Barbie is the star at Mattel, having racked up $840-million in sales in 1991 _ half the company's total revenue. At Hasbro, G.I. Joe dominates the company's line for boys.

Barbie, who is 33 years old, and G.I. Joe, 28, are old-timers. Mr. Potato Head, part of Hasbro's Playskool line, is 40. But they are youngsters compared to the nearly 80-year-old Tinker Toy, also a part of Playskool.

There are plenty of other veterans still in there pitching: Etch-A-Sketch by Ohio Art Co., Parker Bros.' Monopoly game and Milton Bradley's Game of Life, Colorforms and Lego blocks.

Newer toys, even big successes, tend to have shorter life cycles.

Remember Transformers, Hasbro's enormously successful line of robots in the 1980s? After racking up some $1-billion in sales over eight years, Transformers now are being shipped to overseas retailers only.

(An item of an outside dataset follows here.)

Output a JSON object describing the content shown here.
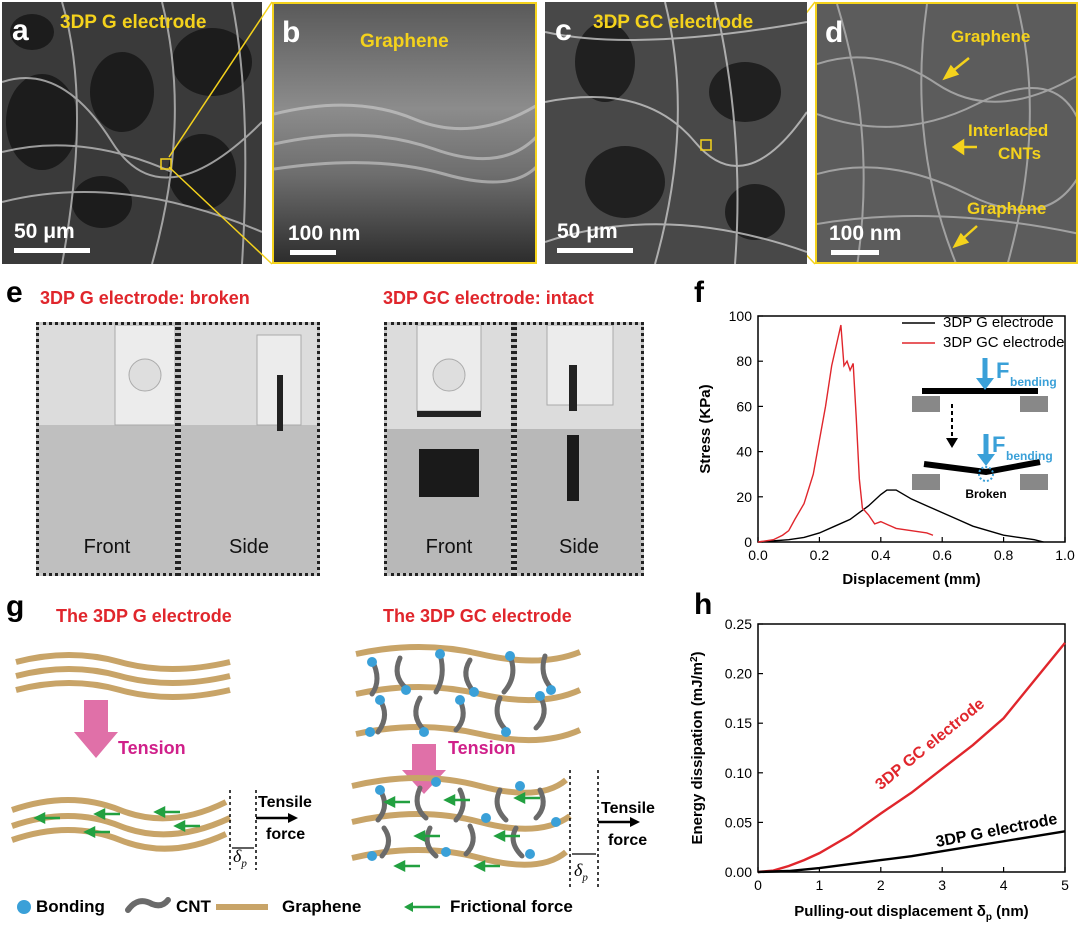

The Teenage Mutant Ninja Turtles, manufactured by Hong Kong-based Playmates, are also on the wane, although they still managed to bring in $400-million in sales last year after peaking at $500-million in 1990.

The Cabbage Patch line, now 9 years old, is still selling well, although it is a shadow of its former self. The dolls and Teddy Ruxpin are now part of Hasbro.

Toymakers' caution comes not only from the sorry lessons of the 1980s, but from new management. New chairmen have taken over at Hasbro, Mattel, Lewis Galoob Toys and other companies in recent years.

"Managements are more conservative and circumspect about their projections," said Paul Valentine, an industry analyst with Standard & Poor's Corp.

That doesn't mean there won't be another megahit. But it may be a surprise when it arrives.

"You can't plan for it.



. Something may come out of left field," Valentine said.